Today, Trump routinely spouts invective far more inflammatory than anything Hill said. He denigrates prosecutors. He lies about his cases. He vilifies the judges overseeing them — and then vilifies their wives and daughters, too. Yet Trump has never faced the swift repercussions that were imposed on Hill — and are routinely imposed on other defendants in America.
Instead, Trump gets special treatment.
“I can’t imagine any other defendant posting on social media about a judge’s family and not being very quickly incarcerated,” said Russell Gold, a law professor at the University of Alabama.
As Trump prepares to begin his first criminal trial on Monday in New York, the tolerance of his tirades is perhaps the most glaring sign of the judicial system’s Trump exceptionalism. But it’s far from the only example. Over the past year, in ways large and small, in criminal cases and civil ones, Trump has consistently been given more freedom and more privileges than virtually any other defendant in his shoes.
He notes that judges are bending over backwards to avoid the appearance of interfering in the election — something Trump knew very well would help protect him when he announced for president.

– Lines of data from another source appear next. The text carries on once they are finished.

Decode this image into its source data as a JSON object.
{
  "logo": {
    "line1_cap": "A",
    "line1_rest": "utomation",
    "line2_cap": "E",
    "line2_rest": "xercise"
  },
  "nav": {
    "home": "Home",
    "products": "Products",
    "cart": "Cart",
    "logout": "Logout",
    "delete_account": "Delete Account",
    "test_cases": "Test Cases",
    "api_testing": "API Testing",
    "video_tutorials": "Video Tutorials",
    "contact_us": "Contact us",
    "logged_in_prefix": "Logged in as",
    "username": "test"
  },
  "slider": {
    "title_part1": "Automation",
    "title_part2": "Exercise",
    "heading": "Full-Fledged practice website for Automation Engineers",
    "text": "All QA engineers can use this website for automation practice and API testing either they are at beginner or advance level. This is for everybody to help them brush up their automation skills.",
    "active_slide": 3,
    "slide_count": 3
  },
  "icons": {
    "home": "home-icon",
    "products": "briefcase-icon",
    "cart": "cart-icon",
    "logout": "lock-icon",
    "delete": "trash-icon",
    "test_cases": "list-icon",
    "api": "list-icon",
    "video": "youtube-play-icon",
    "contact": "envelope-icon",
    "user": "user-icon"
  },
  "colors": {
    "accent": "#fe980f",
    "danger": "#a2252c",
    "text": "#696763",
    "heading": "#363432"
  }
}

Some judges in Trump’s cases may have afforded him unique leeway in hopes of avoiding any appearance that they are meddling in the 2024 campaign. Indeed, Trump’s role as a presidential candidate — one who is always eager to play the martyr — complicates the task of prosecutors and judges eager to lower the temperature of the proceedings. Penalizing Trump before he’s ever convicted of anything could stir a backlash and trigger more heat, not less.

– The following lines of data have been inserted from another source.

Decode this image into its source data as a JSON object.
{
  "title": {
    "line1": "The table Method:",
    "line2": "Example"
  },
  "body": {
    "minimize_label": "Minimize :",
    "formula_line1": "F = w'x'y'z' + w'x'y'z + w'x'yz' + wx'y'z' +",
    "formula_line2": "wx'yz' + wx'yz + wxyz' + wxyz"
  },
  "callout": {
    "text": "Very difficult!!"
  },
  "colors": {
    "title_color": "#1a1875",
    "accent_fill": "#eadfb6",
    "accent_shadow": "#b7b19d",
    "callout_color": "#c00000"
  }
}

Trump supporters surely bristle at the notion that he’s getting any preferential treatment. After all, he is facing dozens of felony counts across four criminal cases, and a series of massive civil judgments has damaged his reputation and his wealth.
But the fact is that no other person in America — if charged with the diverse panoply of malfeasance that Trump has been accused of — would enjoy the same procedural and structural advantages that Trump has harnessed, to great effect, as his legal troubles reached a fever pitch over the past 12 months.
There may be good reasons for some of those advantages. A former president and current candidate is no ordinary criminal defendant. But special treatment carries a hefty price: It shatters the American lore that everyone is treated equally before the law.
The result, ironically, is a partial confirmation of one of Trump’s favorite grievances. He’s enmeshed in a “two-tiered system of justice,” he often says — and he’s right. There are two tiers. But Trump frequently has been the beneficiary, not the victim.
Of course he has. I urge you to click over and read all the ways in which he’s done it. It’s mind-boggling.
I believe the main reason underlying all of it is the fact that he has many thousands of armed lunatic cult members and he’s already demonstrated that he’ll deploy them. They are terrified that if they treat him the way they would treat anyone else in the country that his followers will blow up the country. I’m not sure they’re wrong. But it’s making a mockery of the legal system.